The settlement must be agreed to by the boards of the Ohio Public Employees Retirement System, the State Teachers Retirement System of Ohio, the Ohio Police and Fire Pension Fund and ultimately the U.S. District Court in New York, Cordray’s office said.
The lawsuit against AIG, its executives and related companies involve charges of anti-competitive practices, including bid-ridding and accounting fraud. The three pension funds are the lead plaintiffs in the class action lawsuit on behalf of investors who claim they were wronged by AIG and the others, Cordray’s office said.
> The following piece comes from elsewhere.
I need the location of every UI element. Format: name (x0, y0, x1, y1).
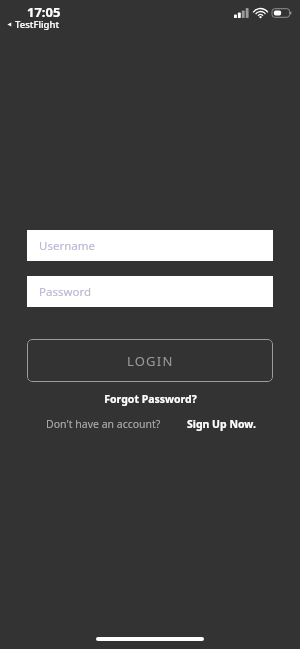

Other defendants involved in the settlement included: former AIG executives Howard I. Smith, Christian M. Milton and Michael J. Castelli, C.V. Starr & Co., Inc. and Starr International Co., Inc., the press release said.
The case started in 2004. Cordray said he now will focus on preparing for trial against the primary defendant, AIG.
There previously were two other multimillion dollar agreements negotiated in the case.
There was a $97.5 million settlement with PricewaterhouseCoopersLLP and a $72 million settlement with General Reinsurance Corporation, the press release said.
Cordray faulted AIG.
“... AIG itself has so far refused to do right by investors who were wronged,” he said in the release.
“This is completely unacceptable in light of AIG’s request to receive hundred of millions of dollars in bonus compensation, underwritten by taxpayers due to a federal bailout cause by AIG’s poor business decisions and the financial crises.”
Cordray has said total losses to all investors in the class action suit, including the pension funds, could reach billions of dollars. The lawsuit seeks damages from investors who bought AIG securities between Oct. 28, 1999 and April 1, 2005, the release said.